Aldo Humberto Romero

Director of Research Computing

Aldo is an Eberly Distinguished Professor of Physics that leads the Research Computing team in continuing the sustained growth of HPC resources at WVU. Aldo also helps with outreach to the WVU research computing community and is an ACCESS-NSF Campus Champion.

Dr. Guillermo Franco

Senior Software Specialist

Guillermo has a strong background in the scientific programming languages of C, FORTRAN, and Python.
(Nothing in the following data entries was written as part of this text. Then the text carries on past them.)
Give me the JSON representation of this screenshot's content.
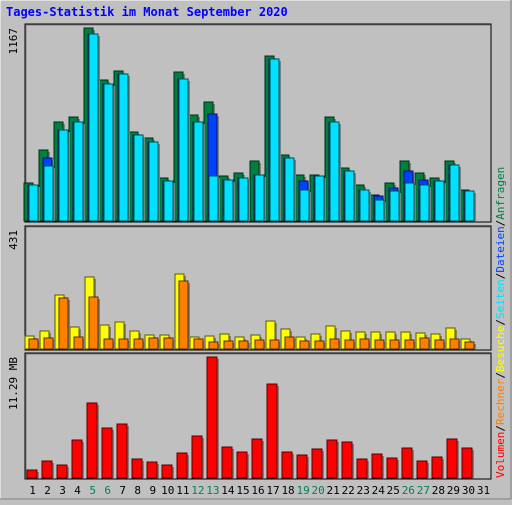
{
  "chart_data": {
    "title": "Tages-Statistik im Monat September 2020",
    "categories": [
      "1",
      "2",
      "3",
      "4",
      "5",
      "6",
      "7",
      "8",
      "9",
      "10",
      "11",
      "12",
      "13",
      "14",
      "15",
      "16",
      "17",
      "18",
      "19",
      "20",
      "21",
      "22",
      "23",
      "24",
      "25",
      "26",
      "27",
      "28",
      "29",
      "30",
      "31"
    ],
    "weekend_days": [
      "5",
      "6",
      "12",
      "13",
      "19",
      "20",
      "26",
      "27"
    ],
    "panels": [
      {
        "type": "bar",
        "name": "requests-files-pages",
        "max_label": "1167",
        "ylim": [
          0,
          1167
        ],
        "series": [
          {
            "name": "Anfragen",
            "color": "#008040",
            "values": [
              230,
              430,
              600,
              630,
              1167,
              850,
              910,
              540,
              500,
              260,
              900,
              640,
              720,
              270,
              290,
              360,
              1000,
              400,
              280,
              280,
              630,
              320,
              220,
              160,
              230,
              360,
              290,
              260,
              360,
              190
            ]
          },
          {
            "name": "Dateien",
            "color": "#0040ff",
            "values": [
              220,
              380,
              550,
              600,
              1130,
              830,
              890,
              520,
              480,
              240,
              860,
              600,
              650,
              250,
              260,
              280,
              980,
              380,
              240,
              270,
              600,
              300,
              190,
              150,
              200,
              300,
              250,
              240,
              340,
              180
            ]
          },
          {
            "name": "Seiten",
            "color": "#00e0ff",
            "values": [
              220,
              330,
              550,
              600,
              1130,
              830,
              890,
              520,
              480,
              240,
              860,
              600,
              270,
              250,
              260,
              280,
              980,
              380,
              190,
              270,
              600,
              300,
              190,
              130,
              180,
              230,
              220,
              240,
              340,
              180
            ]
          }
        ]
      },
      {
        "type": "bar",
        "name": "visits-hosts",
        "max_label": "431",
        "ylim": [
          0,
          431
        ],
        "series": [
          {
            "name": "Besuche",
            "color": "#ffff00",
            "values": [
              48,
              66,
              195,
              80,
              262,
              88,
              96,
              65,
              50,
              49,
              273,
              45,
              48,
              56,
              42,
              51,
              103,
              72,
              42,
              54,
              83,
              64,
              60,
              60,
              62,
              61,
              58,
              55,
              76,
              38
            ]
          },
          {
            "name": "Rechner",
            "color": "#ff8000",
            "values": [
              35,
              40,
              183,
              45,
              190,
              35,
              35,
              36,
              40,
              40,
              245,
              36,
              26,
              30,
              30,
              34,
              33,
              43,
              29,
              30,
              35,
              34,
              35,
              33,
              34,
              33,
              40,
              34,
              35,
              26
            ]
          }
        ]
      },
      {
        "type": "bar",
        "name": "volume",
        "max_label": "11.29 MB",
        "ylim": [
          0,
          11.29
        ],
        "series": [
          {
            "name": "Volumen",
            "color": "#ff0000",
            "values": [
              0.7,
              1.55,
              1.2,
              3.5,
              7.0,
              4.7,
              5.0,
              1.75,
              1.45,
              1.2,
              2.3,
              3.9,
              11.29,
              2.9,
              2.4,
              3.6,
              8.8,
              2.4,
              2.1,
              2.7,
              3.5,
              3.4,
              1.8,
              2.2,
              1.9,
              2.8,
              1.55,
              1.95,
              3.6,
              2.8
            ]
          }
        ]
      }
    ],
    "legend": {
      "items": [
        {
          "label": "Volumen",
          "color": "#ff0000"
        },
        {
          "label": "/",
          "color": "#000000"
        },
        {
          "label": "Rechner",
          "color": "#ff8000"
        },
        {
          "label": "/",
          "color": "#000000"
        },
        {
          "label": "Besuche",
          "color": "#ffff00"
        },
        {
          "label": "/",
          "color": "#000000"
        },
        {
          "label": "Seiten",
          "color": "#00e0ff"
        },
        {
          "label": "/",
          "color": "#000000"
        },
        {
          "label": "Dateien",
          "color": "#0040ff"
        },
        {
          "label": "/",
          "color": "#000000"
        },
        {
          "label": "Anfragen",
          "color": "#008040"
        }
      ],
      "placement": "right, vertical"
    },
    "colors": {
      "background": "#c0c0c0",
      "title": "#0000ff",
      "weekend_label": "#00805c",
      "weekday_label": "#000000"
    }
  }
}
He is also an ACCESS Campus Champion and works directly with researchers to enable them to utilize HPC resources in the most appropriate manner.

Daniel Turpen

Daniel runs cloud services for the B&E Business Data Analytics program, Global access and provides computational support to the GoFirst program.

Dr. Irene Burkhalter

Junior Software Specialist Irene has a background in scientific computing, including the languages of C, Python, Matlab, and Java, as well as a strong background in metaprogramming. She works with researchers to help them effectively use HPC resources.

Dr. Joseph Glaser

Systems Administrator/Research Scientist

Joe is an astrophysicist with a passion for and strong background in high-performance computing. His expertise is focused on optimizing scientific software/workflows to take advantage of modern compute hardware and deploying modular/scalable HPC infrastructure. In addition, he is an active full member with the NANOGrav Pulsar Timing Array collaboration and WVU's Center for Gravitational Waves and Cosmology.

HPC training resources are available throughout the year for new and expert users in different topics from Parallel computing to Neural networks.